Nakken is now handling a variety of tasks for the Giants, so busy gearing up for the season she has little time to relish in the history of it all.

She's the first woman on a major league coaching staff and after working at first base for part of Monday's game, she started there a night later in San Francisco.

"You feel a sense of pride to be out there," the 30-year-old Nakken said of becoming the first woman in major league history to coach on the field. "Me personally, it's the best place to watch a game, that's for sure."

Nakken was to be back behind the scenes during Thursday's season opener at Dodger Stadium making sure bench players stay ready in the batting cage and talking baserunning and outfield defense. Richardson is the regular first-base coach.

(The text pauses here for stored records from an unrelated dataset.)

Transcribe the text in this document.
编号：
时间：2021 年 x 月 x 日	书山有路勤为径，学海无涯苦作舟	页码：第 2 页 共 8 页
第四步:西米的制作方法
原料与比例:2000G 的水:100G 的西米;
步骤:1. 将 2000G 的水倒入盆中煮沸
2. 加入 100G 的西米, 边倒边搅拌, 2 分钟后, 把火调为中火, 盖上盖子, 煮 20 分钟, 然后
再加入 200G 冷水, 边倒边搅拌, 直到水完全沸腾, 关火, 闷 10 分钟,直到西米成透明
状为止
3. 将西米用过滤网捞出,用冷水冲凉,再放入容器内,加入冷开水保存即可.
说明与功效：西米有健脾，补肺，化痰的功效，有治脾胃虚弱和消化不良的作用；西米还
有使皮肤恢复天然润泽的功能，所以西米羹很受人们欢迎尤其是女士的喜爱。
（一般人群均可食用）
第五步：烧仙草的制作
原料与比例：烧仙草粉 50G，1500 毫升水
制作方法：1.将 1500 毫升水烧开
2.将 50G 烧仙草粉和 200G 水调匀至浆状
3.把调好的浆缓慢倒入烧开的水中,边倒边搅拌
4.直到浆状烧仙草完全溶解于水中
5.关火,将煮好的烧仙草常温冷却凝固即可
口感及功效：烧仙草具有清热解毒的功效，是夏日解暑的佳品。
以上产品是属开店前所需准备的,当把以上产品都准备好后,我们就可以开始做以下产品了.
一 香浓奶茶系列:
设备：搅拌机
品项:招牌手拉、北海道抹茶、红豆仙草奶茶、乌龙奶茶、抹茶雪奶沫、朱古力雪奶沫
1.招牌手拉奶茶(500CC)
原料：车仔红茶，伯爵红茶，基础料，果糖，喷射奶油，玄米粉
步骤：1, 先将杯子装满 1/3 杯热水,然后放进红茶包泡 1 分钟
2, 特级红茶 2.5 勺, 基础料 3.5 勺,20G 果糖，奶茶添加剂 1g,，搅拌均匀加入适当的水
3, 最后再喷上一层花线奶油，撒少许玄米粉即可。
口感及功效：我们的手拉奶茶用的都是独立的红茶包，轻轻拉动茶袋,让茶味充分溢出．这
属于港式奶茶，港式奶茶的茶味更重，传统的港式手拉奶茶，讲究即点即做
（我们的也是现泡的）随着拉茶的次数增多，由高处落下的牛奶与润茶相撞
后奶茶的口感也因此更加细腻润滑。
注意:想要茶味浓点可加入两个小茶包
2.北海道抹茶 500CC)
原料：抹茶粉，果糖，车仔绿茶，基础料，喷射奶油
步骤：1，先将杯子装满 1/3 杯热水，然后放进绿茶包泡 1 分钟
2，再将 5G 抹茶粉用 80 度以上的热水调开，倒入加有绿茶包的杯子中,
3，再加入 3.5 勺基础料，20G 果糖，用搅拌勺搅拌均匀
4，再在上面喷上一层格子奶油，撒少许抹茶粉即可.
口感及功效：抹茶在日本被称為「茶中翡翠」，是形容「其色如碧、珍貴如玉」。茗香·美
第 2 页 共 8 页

He pushed her this week to spend some innings at first in his place, and it proved valuable experience for the former college softball star.

"I was always preparing and staying ready for whatever position I would be put in," Nakken said. "We've talked about this opportunity before, but it kind of came quick. I was ready to go when Antoan Richardson encouraged me to go out there. It's an awesome feeling to be out there."

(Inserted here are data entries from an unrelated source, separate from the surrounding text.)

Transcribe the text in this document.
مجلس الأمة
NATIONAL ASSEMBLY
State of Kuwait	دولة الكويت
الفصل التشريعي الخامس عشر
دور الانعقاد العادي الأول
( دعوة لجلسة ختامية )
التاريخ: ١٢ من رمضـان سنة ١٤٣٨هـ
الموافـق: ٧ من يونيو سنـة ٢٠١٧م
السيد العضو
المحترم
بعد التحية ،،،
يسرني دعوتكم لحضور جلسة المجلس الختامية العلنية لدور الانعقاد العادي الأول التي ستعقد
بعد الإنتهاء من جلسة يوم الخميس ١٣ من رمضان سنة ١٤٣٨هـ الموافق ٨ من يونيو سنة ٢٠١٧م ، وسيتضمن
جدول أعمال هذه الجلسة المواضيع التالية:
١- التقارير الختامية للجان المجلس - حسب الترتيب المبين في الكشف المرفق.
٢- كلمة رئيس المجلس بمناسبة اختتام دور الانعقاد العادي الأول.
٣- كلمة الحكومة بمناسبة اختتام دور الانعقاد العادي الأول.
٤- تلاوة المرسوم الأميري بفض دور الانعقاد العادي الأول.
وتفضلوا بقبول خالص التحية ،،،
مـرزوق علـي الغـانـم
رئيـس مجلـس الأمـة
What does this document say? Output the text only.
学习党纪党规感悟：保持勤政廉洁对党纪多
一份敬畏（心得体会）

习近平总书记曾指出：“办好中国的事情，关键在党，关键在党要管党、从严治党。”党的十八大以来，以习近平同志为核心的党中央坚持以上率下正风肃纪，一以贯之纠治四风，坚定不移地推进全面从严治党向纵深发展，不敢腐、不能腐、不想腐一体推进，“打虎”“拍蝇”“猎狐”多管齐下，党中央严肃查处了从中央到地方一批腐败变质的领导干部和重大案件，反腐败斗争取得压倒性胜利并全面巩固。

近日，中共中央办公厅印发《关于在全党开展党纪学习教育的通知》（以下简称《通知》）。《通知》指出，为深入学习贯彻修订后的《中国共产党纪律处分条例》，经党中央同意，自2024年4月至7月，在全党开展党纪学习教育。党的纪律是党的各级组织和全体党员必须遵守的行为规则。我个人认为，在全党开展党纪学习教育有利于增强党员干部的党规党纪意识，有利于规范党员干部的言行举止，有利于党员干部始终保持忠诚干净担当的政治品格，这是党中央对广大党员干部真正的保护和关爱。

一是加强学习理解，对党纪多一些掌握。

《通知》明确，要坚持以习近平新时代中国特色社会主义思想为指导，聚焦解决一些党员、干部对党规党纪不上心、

She also sat in on some meetings with players, telling them they made the team and to pack their bags for the road to face the Dodgers as the delayed 60-game season finally starts.

After Thursday's game, the National Baseball Hall of Fame and Museum will receive a jersey from Nakken to go to Cooperstown, New York, and mark the historic moment.

"It should make for a nice addition to our collection!" Hall of Fame President Tim Mead said in a text message.

Nakken, with that long blond braid swinging beneath her batting helmet, already made history when Gabe Kapler hired her to his big league coaching staff in January.

"I keep continuing to remind Alyssa that as she represents herself, she represents a lot of people and a lot of hope," Richardson said. "I always challenge her to not just think about how every decision affects you but how does it affect the other people that are impacted by every move that you make.

"Sometimes it is a lot, a big responsibility, but she has made a commitment to take that head on."

At Sacramento State from 2009-2012, Nakken was a three-time all-conference player and four-time Academic All American. She went on to earn a master's degree in sport management from the University of San Francisco in 2015.

"One of the best things about Antoan is how dedicated he is to developing our staff," Kapler said. "I've always believed that it's easy for coaches to remember to develop players, but it can be harder to remember to give that same effort to the people you work side by side with every day. Antoan never forgets that and gives 100% to everyone he works with, and it unquestionably makes us better as a group."

That conversation with Nakken four months ago certainly helped in the growth process.

"Just kind of aired it out, really shared and got below the surface a little bit on what was going on, some of the challenges and really had an honest conversation about the job," Richardson said. "I think we just learned a lot about each other and we learned how much we cared, one, about what we're working with, but also how we cared about people around us and how we wanted to help each other grow in this opportunity."

Nakken is appreciative of Richardson and Kapler for encouraging her and pushing her to keep making strides forward.

"I don't know exactly how the conversations went between he and Kap, but they both are very encouraged by people taking steps to develop," Nakken said. "So I'm pretty sure Kap was all in on that when Antoan went with him with some confidence that I could do it."